Ils partirent de compagnie, et, étant arrivés dans un village désert, ils virent par terre des tiges de chanvre. Le sage dit au fou : « Prenons ensemble de ce chanvre et emportons-le. »

Ces deux hommes en prirent chacun une charge. Ayant passé ensuite par un village situé en face de la chènevière, ils virent des bottes de fils de chanvre. Le sage dit : « Les fils de chanvre servent à faire des étoffes fines et légères ; il faut en prendre. »

Son compagnon lui dit : « J’ai déjà pris des tiges de chanvre, et ma charge est solidement attachée ; je ne puis l’abandonner. »

Le sage prit aussitôt un lourd paquet de fils de chanvre et s’en alla. Ils se remirent en route, et aperçurent, un peu plus loin, de la toile de chanvre. Le sage dit : « La toile de chanvre est une étoffe fine et légère ; il faut en prendre.

— J’ai déjà pris des tiges de chanvre, repartit l’autre, et mon paquet est solidement attaché ; je ne puis l’abandonner. »

Le sage laissa les fils de chanvre et prit la toile. Ils continuèrent leur route et virent des fruits de cotonnier. Le sage dit : « Le coton est d’un prix élevé, il est léger et fin ; il faut en prendre.

— J’ai déjà pris des tiges de chanvre, répondit le fou et mon paquet est solidement attaché. J’ai fait un long voyage en le portant ; je ne puis l’abandonner. »

Le sage laissa aussitôt la toile de chanvre et prit des fruits de cotonnier. En poursuivant leur route, ils virent successivement des fils de coton, de la toile de coton, du cuivre blanc, de l’argent blanc, du métal jaune (de l’or).

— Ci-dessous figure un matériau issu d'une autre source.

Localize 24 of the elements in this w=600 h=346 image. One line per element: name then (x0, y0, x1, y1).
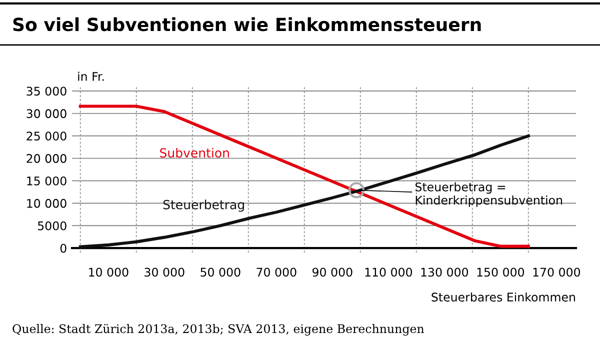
y-tick-label: 0 (60, 244, 66, 253)
x-tick-label: 70 000 (256, 268, 296, 277)
source-note: Quelle: Stadt Zürich 2013a, 2013b; SVA 2013, eigene Berechnungen (12, 324, 424, 336)
y-axis-title: in Fr. (78, 72, 104, 81)
y-tick-label: 25 000 (26, 132, 66, 141)
series-label: Steuerbetrag (163, 200, 244, 212)
y-tick-label: 20 000 (26, 154, 66, 163)
x-tick-label: 150 000 (477, 268, 524, 277)
y-tick-label: 35 000 (26, 86, 66, 96)
chart-title: So viel Subventionen wie Einkommenssteuern (13, 17, 481, 32)
x-tick-label: 50 000 (200, 268, 240, 277)
y-tick-label: 15 000 (27, 176, 66, 186)
x-tick-label: 30 000 (144, 268, 184, 277)
y-tick-label: 30 000 (26, 109, 66, 118)
x-tick-label: 130 000 (421, 268, 468, 277)
y-tick-label: 10 000 (27, 198, 66, 208)
x-tick-label: 170 000 (533, 268, 580, 277)
x-tick-label: 10 000 (89, 268, 128, 277)
x-axis-title: Steuerbares Einkommen (432, 292, 575, 302)
y-tick-label: 5000 (38, 221, 66, 230)
x-tick-label: 90 000 (312, 268, 352, 277)
series-label: Subvention (160, 148, 229, 158)
x-tick-label: 110 000 (365, 268, 412, 277)
annotation: Steuerbetrag = Kinderkrippensubvention (416, 182, 562, 207)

Le sage dit : « Si l’on ne trouve pas de l’or, il faut prendre de l’argent blanc ; si l’on ne trouve pas de l’argent blanc, il faut prendre du cuivre blanc. Quant aux fils de chanvre, si l’on n’en trouve pas, il faut se contenter des tiges. Maintenant, dans ce village, il y a une grande quantité d’or, qui est le plus précieux de tous les métaux. Il faut que vous laissiez vos tiges de chanvre, et moi ma charge d’argent. Nous prendrons tous deux un lourd poids d’or et nous nous en reviendrons.

— J’ai pris ces tiges de chanvre, repartit l’autre ; mon paquet est solidement attaché, et j’ai fait un long voyage en le portant ; je ne puis l’abandonner. Si vous voulez prendre de l’or, vous pouvez suivre votre idée. »

Le sage laissa l’argent, prit une lourde charge d’or et s’en retourna. Ses parents voyant de loin cet homme chargé d’or, furent remplis de joie et allèrent au-devant de lui. L’homme qui apportait de l’or, voyant ses parents accourir à sa rencontre, sentit redoubler sa joie. Quant au fou qui s’en revenait chargé de tiges de chanvre, ses parents ne se réjouirent pas à sa vue, et ne se levèrent point pour aller au-devant de lui. L’homme qui apportait des tiges de chanvre se sentit accablé de douleur et d’indignation.

(Extrait de l’ouvrage intitulé : Tchang-han-king (Dirghâgama soûtra), livre VII.)